A Japanese man won sole custody of 13 children he fathered through surrogate mothers in Thailand in a case that helped change the law about surrogacy in the Southeast Asian country.

A Thai court ruled on Tuesday that 28-year-old Mitsutoki Shigeta could become the sole legal guardian to the children as he has a clean record and the financial means to take care of them.

"For the happiness and opportunities which the 13 children will receive from their biological father, who does not have a history of bad behaviour, the court rules that all 13 born from surrogacy to be legal children of the plaintiff," Bangkok's Central Juvenile Court said in a statement, quoted in AFP.

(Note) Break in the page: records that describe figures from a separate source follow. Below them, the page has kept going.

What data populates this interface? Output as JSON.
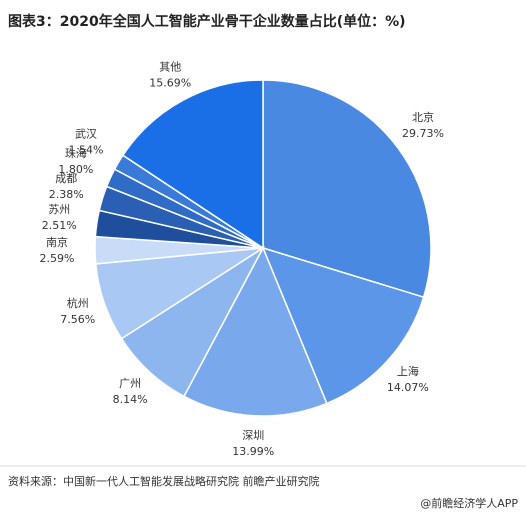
{
  "chart_data": {
    "type": "pie",
    "title": "图表3：2020年全国人工智能产业骨干企业数量占比(单位：%)",
    "categories": [
      "北京",
      "上海",
      "深圳",
      "广州",
      "杭州",
      "南京",
      "苏州",
      "成都",
      "珠海",
      "武汉",
      "其他"
    ],
    "values": [
      29.73,
      14.07,
      13.99,
      8.14,
      7.56,
      2.59,
      2.51,
      2.38,
      1.8,
      1.54,
      15.69
    ],
    "value_labels": [
      "29.73%",
      "14.07%",
      "13.99%",
      "8.14%",
      "7.56%",
      "2.59%",
      "2.51%",
      "2.38%",
      "1.80%",
      "1.54%",
      "15.69%"
    ],
    "colors": [
      "#4a89e2",
      "#5b96e8",
      "#79a9ec",
      "#8db6ef",
      "#a9c8f3",
      "#c9dcf7",
      "#1f4f9c",
      "#2a5fb4",
      "#2f6cc6",
      "#3a7bd9",
      "#1b6fe6"
    ],
    "source": "资料来源：中国新一代人工智能发展战略研究院 前瞻产业研究院",
    "watermark": "@前瞻经济学人APP"
  }
}
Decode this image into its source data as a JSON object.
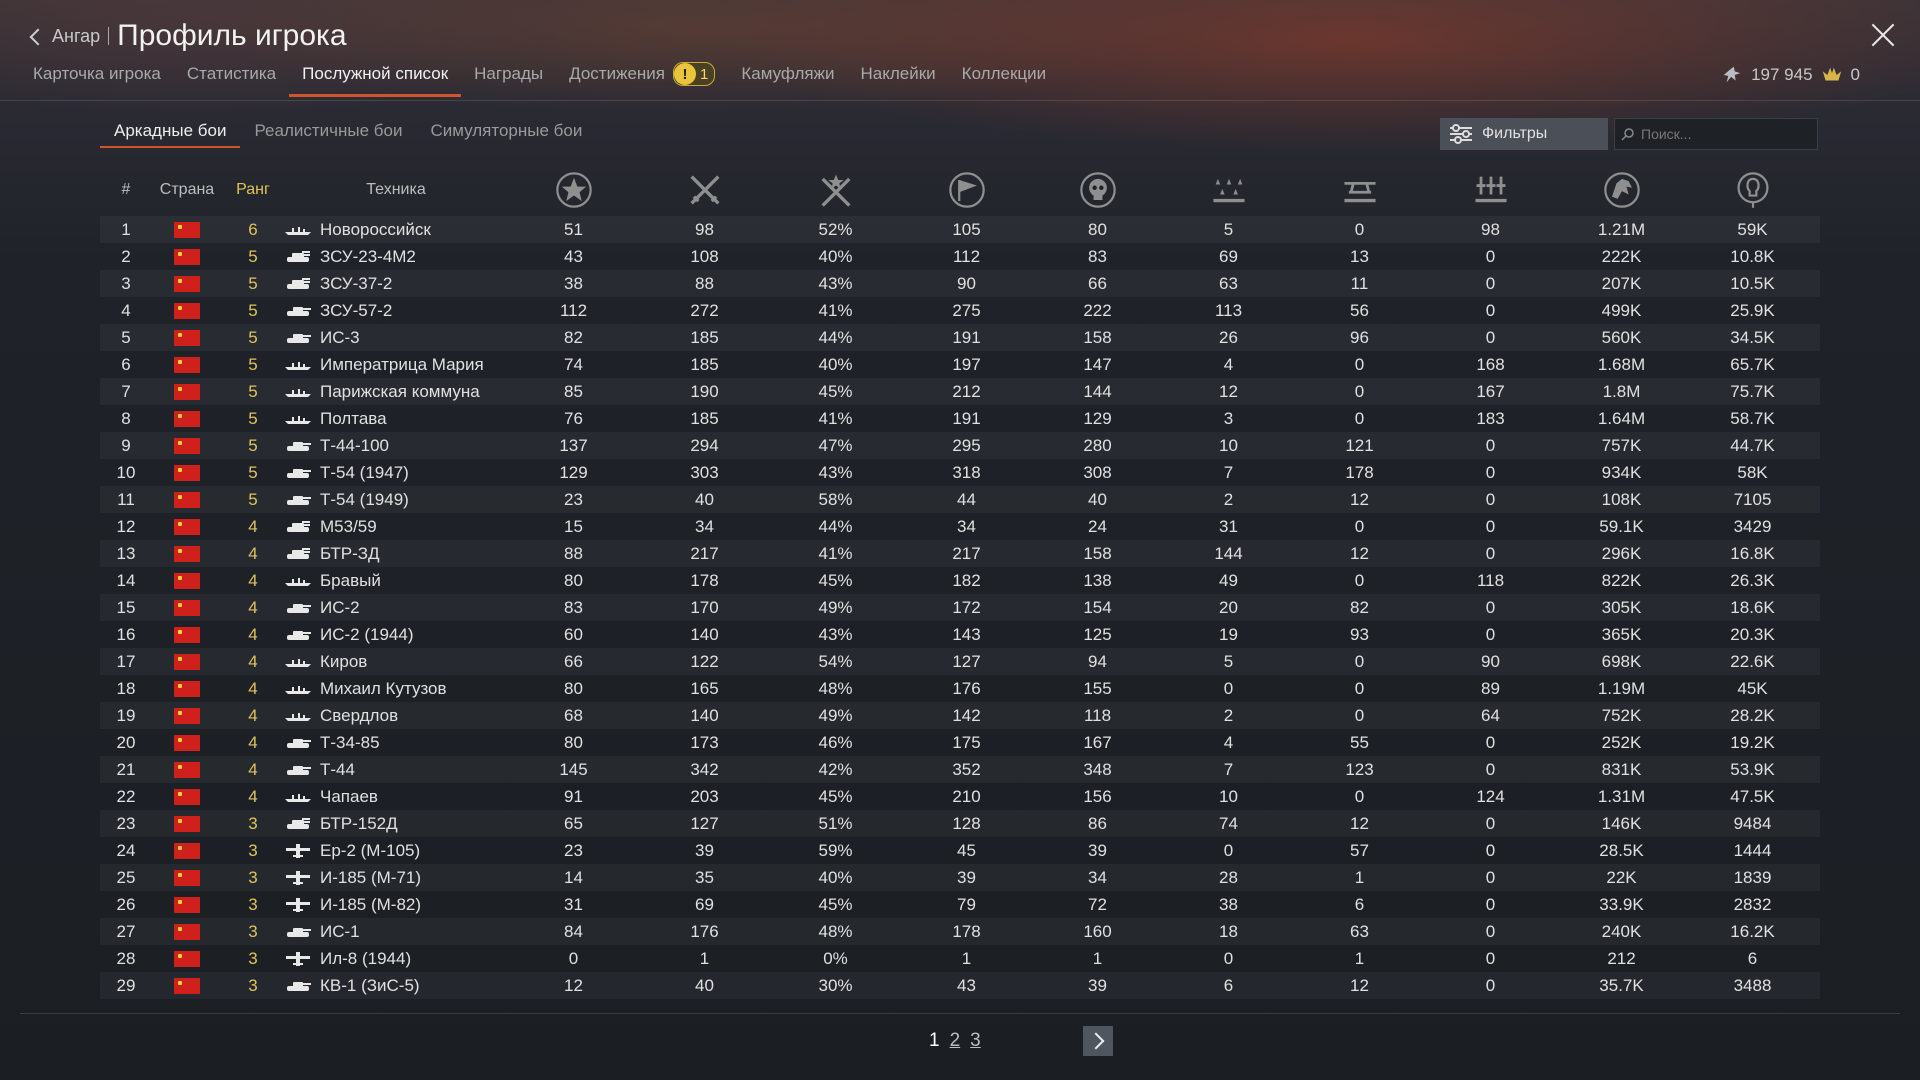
{
  "header": {
    "back_label": "Ангар",
    "title": "Профиль игрока"
  },
  "tabs": [
    {
      "label": "Карточка игрока"
    },
    {
      "label": "Статистика"
    },
    {
      "label": "Послужной список",
      "active": true
    },
    {
      "label": "Награды"
    },
    {
      "label": "Достижения",
      "badge": "1"
    },
    {
      "label": "Камуфляжи"
    },
    {
      "label": "Наклейки"
    },
    {
      "label": "Коллекции"
    }
  ],
  "currency": {
    "silver": "197 945",
    "gold": "0",
    "silver_icon": "eagle-silver-icon",
    "gold_icon": "eagle-gold-icon"
  },
  "subtabs": [
    "Аркадные бои",
    "Реалистичные бои",
    "Симуляторные бои"
  ],
  "filters_label": "Фильтры",
  "search": {
    "placeholder": "Поиск...",
    "value": ""
  },
  "columns": {
    "num": "#",
    "country": "Страна",
    "rank": "Ранг",
    "vehicle": "Техника",
    "stat_icons": [
      "star-icon",
      "crossed-swords-icon",
      "victory-swords-icon",
      "flag-icon",
      "skull-icon",
      "ground-kills-icon",
      "air-kills-icon",
      "naval-kills-icon",
      "eagle-icon",
      "lightbulb-icon"
    ]
  },
  "colors": {
    "accent": "#d0542c",
    "rank": "#e2c35a",
    "flag": "#d0201c"
  },
  "rows": [
    {
      "n": "1",
      "rank": "6",
      "type": "ship",
      "name": "Новороссийск",
      "s": [
        "51",
        "98",
        "52%",
        "105",
        "80",
        "5",
        "0",
        "98",
        "1.21M",
        "59K"
      ]
    },
    {
      "n": "2",
      "rank": "5",
      "type": "spaa",
      "name": "ЗСУ-23-4М2",
      "s": [
        "43",
        "108",
        "40%",
        "112",
        "83",
        "69",
        "13",
        "0",
        "222K",
        "10.8K"
      ]
    },
    {
      "n": "3",
      "rank": "5",
      "type": "spaa",
      "name": "ЗСУ-37-2",
      "s": [
        "38",
        "88",
        "43%",
        "90",
        "66",
        "63",
        "11",
        "0",
        "207K",
        "10.5K"
      ]
    },
    {
      "n": "4",
      "rank": "5",
      "type": "tank",
      "name": "ЗСУ-57-2",
      "s": [
        "112",
        "272",
        "41%",
        "275",
        "222",
        "113",
        "56",
        "0",
        "499K",
        "25.9K"
      ]
    },
    {
      "n": "5",
      "rank": "5",
      "type": "tank",
      "name": "ИС-3",
      "s": [
        "82",
        "185",
        "44%",
        "191",
        "158",
        "26",
        "96",
        "0",
        "560K",
        "34.5K"
      ]
    },
    {
      "n": "6",
      "rank": "5",
      "type": "ship",
      "name": "Императрица Мария",
      "s": [
        "74",
        "185",
        "40%",
        "197",
        "147",
        "4",
        "0",
        "168",
        "1.68M",
        "65.7K"
      ]
    },
    {
      "n": "7",
      "rank": "5",
      "type": "ship",
      "name": "Парижская коммуна",
      "s": [
        "85",
        "190",
        "45%",
        "212",
        "144",
        "12",
        "0",
        "167",
        "1.8M",
        "75.7K"
      ]
    },
    {
      "n": "8",
      "rank": "5",
      "type": "ship",
      "name": "Полтава",
      "s": [
        "76",
        "185",
        "41%",
        "191",
        "129",
        "3",
        "0",
        "183",
        "1.64M",
        "58.7K"
      ]
    },
    {
      "n": "9",
      "rank": "5",
      "type": "tank",
      "name": "Т-44-100",
      "s": [
        "137",
        "294",
        "47%",
        "295",
        "280",
        "10",
        "121",
        "0",
        "757K",
        "44.7K"
      ]
    },
    {
      "n": "10",
      "rank": "5",
      "type": "tank",
      "name": "Т-54 (1947)",
      "s": [
        "129",
        "303",
        "43%",
        "318",
        "308",
        "7",
        "178",
        "0",
        "934K",
        "58K"
      ]
    },
    {
      "n": "11",
      "rank": "5",
      "type": "tank",
      "name": "Т-54 (1949)",
      "s": [
        "23",
        "40",
        "58%",
        "44",
        "40",
        "2",
        "12",
        "0",
        "108K",
        "7105"
      ]
    },
    {
      "n": "12",
      "rank": "4",
      "type": "spaa",
      "name": "M53/59",
      "s": [
        "15",
        "34",
        "44%",
        "34",
        "24",
        "31",
        "0",
        "0",
        "59.1K",
        "3429"
      ]
    },
    {
      "n": "13",
      "rank": "4",
      "type": "spaa",
      "name": "БТР-ЗД",
      "s": [
        "88",
        "217",
        "41%",
        "217",
        "158",
        "144",
        "12",
        "0",
        "296K",
        "16.8K"
      ]
    },
    {
      "n": "14",
      "rank": "4",
      "type": "ship",
      "name": "Бравый",
      "s": [
        "80",
        "178",
        "45%",
        "182",
        "138",
        "49",
        "0",
        "118",
        "822K",
        "26.3K"
      ]
    },
    {
      "n": "15",
      "rank": "4",
      "type": "tank",
      "name": "ИС-2",
      "s": [
        "83",
        "170",
        "49%",
        "172",
        "154",
        "20",
        "82",
        "0",
        "305K",
        "18.6K"
      ]
    },
    {
      "n": "16",
      "rank": "4",
      "type": "tank",
      "name": "ИС-2 (1944)",
      "s": [
        "60",
        "140",
        "43%",
        "143",
        "125",
        "19",
        "93",
        "0",
        "365K",
        "20.3K"
      ]
    },
    {
      "n": "17",
      "rank": "4",
      "type": "ship",
      "name": "Киров",
      "s": [
        "66",
        "122",
        "54%",
        "127",
        "94",
        "5",
        "0",
        "90",
        "698K",
        "22.6K"
      ]
    },
    {
      "n": "18",
      "rank": "4",
      "type": "ship",
      "name": "Михаил Кутузов",
      "s": [
        "80",
        "165",
        "48%",
        "176",
        "155",
        "0",
        "0",
        "89",
        "1.19M",
        "45K"
      ]
    },
    {
      "n": "19",
      "rank": "4",
      "type": "ship",
      "name": "Свердлов",
      "s": [
        "68",
        "140",
        "49%",
        "142",
        "118",
        "2",
        "0",
        "64",
        "752K",
        "28.2K"
      ]
    },
    {
      "n": "20",
      "rank": "4",
      "type": "tank",
      "name": "Т-34-85",
      "s": [
        "80",
        "173",
        "46%",
        "175",
        "167",
        "4",
        "55",
        "0",
        "252K",
        "19.2K"
      ]
    },
    {
      "n": "21",
      "rank": "4",
      "type": "tank",
      "name": "Т-44",
      "s": [
        "145",
        "342",
        "42%",
        "352",
        "348",
        "7",
        "123",
        "0",
        "831K",
        "53.9K"
      ]
    },
    {
      "n": "22",
      "rank": "4",
      "type": "ship",
      "name": "Чапаев",
      "s": [
        "91",
        "203",
        "45%",
        "210",
        "156",
        "10",
        "0",
        "124",
        "1.31M",
        "47.5K"
      ]
    },
    {
      "n": "23",
      "rank": "3",
      "type": "spaa",
      "name": "БТР-152Д",
      "s": [
        "65",
        "127",
        "51%",
        "128",
        "86",
        "74",
        "12",
        "0",
        "146K",
        "9484"
      ]
    },
    {
      "n": "24",
      "rank": "3",
      "type": "plane",
      "name": "Ер-2 (М-105)",
      "s": [
        "23",
        "39",
        "59%",
        "45",
        "39",
        "0",
        "57",
        "0",
        "28.5K",
        "1444"
      ]
    },
    {
      "n": "25",
      "rank": "3",
      "type": "plane",
      "name": "И-185 (М-71)",
      "s": [
        "14",
        "35",
        "40%",
        "39",
        "34",
        "28",
        "1",
        "0",
        "22K",
        "1839"
      ]
    },
    {
      "n": "26",
      "rank": "3",
      "type": "plane",
      "name": "И-185 (М-82)",
      "s": [
        "31",
        "69",
        "45%",
        "79",
        "72",
        "38",
        "6",
        "0",
        "33.9K",
        "2832"
      ]
    },
    {
      "n": "27",
      "rank": "3",
      "type": "tank",
      "name": "ИС-1",
      "s": [
        "84",
        "176",
        "48%",
        "178",
        "160",
        "18",
        "63",
        "0",
        "240K",
        "16.2K"
      ]
    },
    {
      "n": "28",
      "rank": "3",
      "type": "plane",
      "name": "Ил-8 (1944)",
      "s": [
        "0",
        "1",
        "0%",
        "1",
        "1",
        "0",
        "1",
        "0",
        "212",
        "6"
      ]
    },
    {
      "n": "29",
      "rank": "3",
      "type": "tank",
      "name": "КВ-1 (ЗиС-5)",
      "s": [
        "12",
        "40",
        "30%",
        "43",
        "39",
        "6",
        "12",
        "0",
        "35.7K",
        "3488"
      ]
    }
  ],
  "pagination": {
    "pages": [
      "1",
      "2",
      "3"
    ],
    "current": "1"
  }
}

The man is the son of a Japanese tycoon and the president of a company listed on the stock exchange as well as an investor in several other businesses, the court noted.

While the company's name was not cited, Japanese and Thai media have previously identified Shigeta as being the son of Yasumitsu Shigeta, the founder and chairman of Hikari Tsushin, an electronics retailer.

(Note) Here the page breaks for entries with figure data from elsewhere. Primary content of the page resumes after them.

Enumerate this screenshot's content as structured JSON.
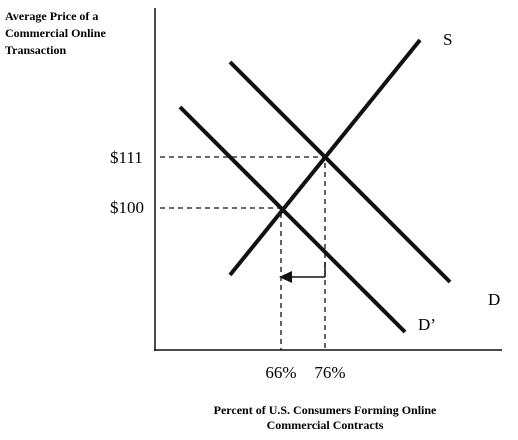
{
  "y_axis_label": [
    "Average Price of a",
    "Commercial Online",
    "Transaction"
  ],
  "x_axis_label": [
    "Percent of U.S. Consumers Forming Online",
    "Commercial Contracts"
  ],
  "price_labels": [
    "$111",
    "$100"
  ],
  "quantity_labels": [
    "66%",
    "76%"
  ],
  "curves": [
    {
      "label": "S"
    },
    {
      "label": "D"
    },
    {
      "label": "D’"
    }
  ]
}
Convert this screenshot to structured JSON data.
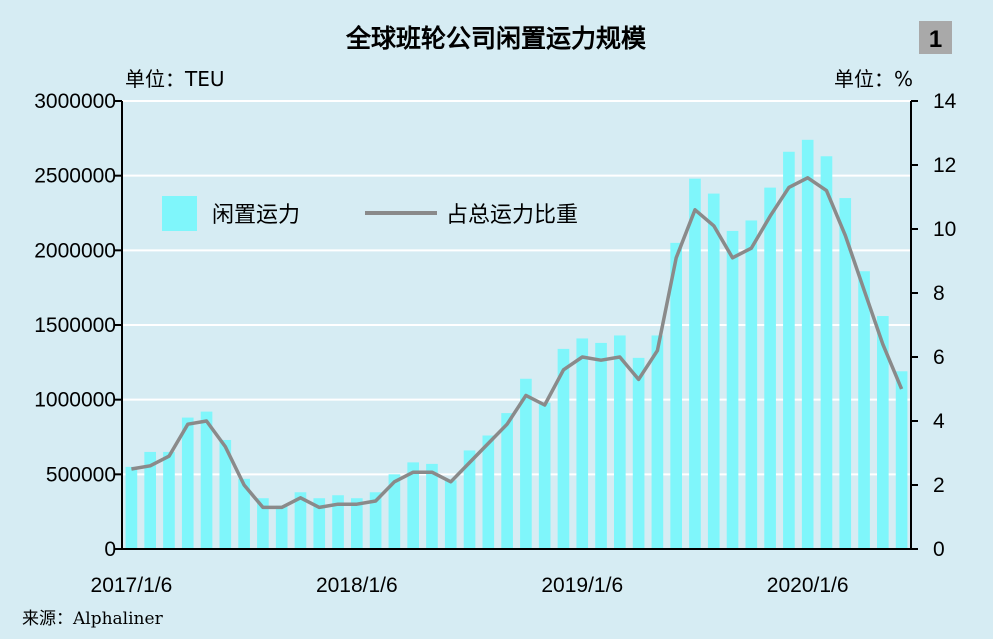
{
  "badge": "1",
  "source": "来源：Alphaliner",
  "colors": {
    "background": "#d6ecf3",
    "bar": "#7ff6fb",
    "line": "#8a8a8a",
    "grid": "#ffffff",
    "axis": "#000000",
    "badge_bg": "#a9a9a9"
  },
  "chart_data": {
    "type": "bar",
    "title": "全球班轮公司闲置运力规模",
    "y_left_label": "单位：TEU",
    "y_right_label": "单位：%",
    "y_left_range": [
      0,
      3000000
    ],
    "y_left_ticks": [
      "0",
      "500000",
      "1000000",
      "1500000",
      "2000000",
      "2500000",
      "3000000"
    ],
    "y_right_range": [
      0,
      14
    ],
    "y_right_ticks": [
      "0",
      "2",
      "4",
      "6",
      "8",
      "10",
      "12",
      "14"
    ],
    "x_tick_labels": [
      "2017/1/6",
      "2018/1/6",
      "2019/1/6",
      "2020/1/6"
    ],
    "x_tick_label_positions": [
      0,
      12,
      24,
      36
    ],
    "grid": true,
    "legend_position": "top-left",
    "series": [
      {
        "name": "闲置运力",
        "type": "bar",
        "axis": "left",
        "values": [
          550000,
          650000,
          650000,
          880000,
          920000,
          730000,
          470000,
          340000,
          290000,
          380000,
          340000,
          360000,
          340000,
          380000,
          500000,
          580000,
          570000,
          460000,
          660000,
          760000,
          910000,
          1140000,
          980000,
          1340000,
          1410000,
          1380000,
          1430000,
          1280000,
          1430000,
          2050000,
          2480000,
          2380000,
          2130000,
          2200000,
          2420000,
          2660000,
          2740000,
          2630000,
          2350000,
          1860000,
          1560000,
          1190000
        ]
      },
      {
        "name": "占总运力比重",
        "type": "line",
        "axis": "right",
        "values": [
          2.5,
          2.6,
          2.9,
          3.9,
          4.0,
          3.2,
          2.0,
          1.3,
          1.3,
          1.6,
          1.3,
          1.4,
          1.4,
          1.5,
          2.1,
          2.4,
          2.4,
          2.1,
          2.7,
          3.3,
          3.9,
          4.8,
          4.5,
          5.6,
          6.0,
          5.9,
          6.0,
          5.3,
          6.2,
          9.1,
          10.6,
          10.1,
          9.1,
          9.4,
          10.4,
          11.3,
          11.6,
          11.2,
          9.8,
          8.1,
          6.4,
          5.0
        ]
      }
    ]
  }
}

The so-called "Baby Factory" case emerged in 2014, when Thai police found nine babies living with nine nannies in his apartment in Bangkok and then linked his DNA to four other infants born from surrogate mothers.The case helped highlight the largely unregulated and lucrative commercial surrogacy business in the country. Thailand banned the practise in 2015.

Shigeta paid surrogate mothers around $10,000 each for carrying the fertilized donor eggs in their wombs. The founder of the New Life clinic that provided Shigeta with two surrogate mothers Mariam Kukunashivili told the Associated Press in 2014 the Japanese man had political ambitions. According to her, Shigeta told the clinic's manager he "wanted to win elections and could use his big family for voting," and that "the best thing I can do for the world is to leave many children."

Thai authorities investigated Shigeta for human trafficking and child exploitation, but filed no charges. He carried out a three-year legal battle for custody, although he was not present in court on Tuesday as he left Thailand when the case emerged. "It is clear that my client has nothing to do with human trafficking and no criminal charges have been pressed against him," his lawyer Kong Suriyamonthon said, quoted in Kyodo News.

The children, who had spent the past four years in foster care, would be brought to Japan where Shigeta arranged for nurses and nannies to help taking care of them and planned to set up bank accounts for them. "He has personal and business reasons. He was born in a big family, so he wants his children to grow up together," Kong said, quoted in Reuters.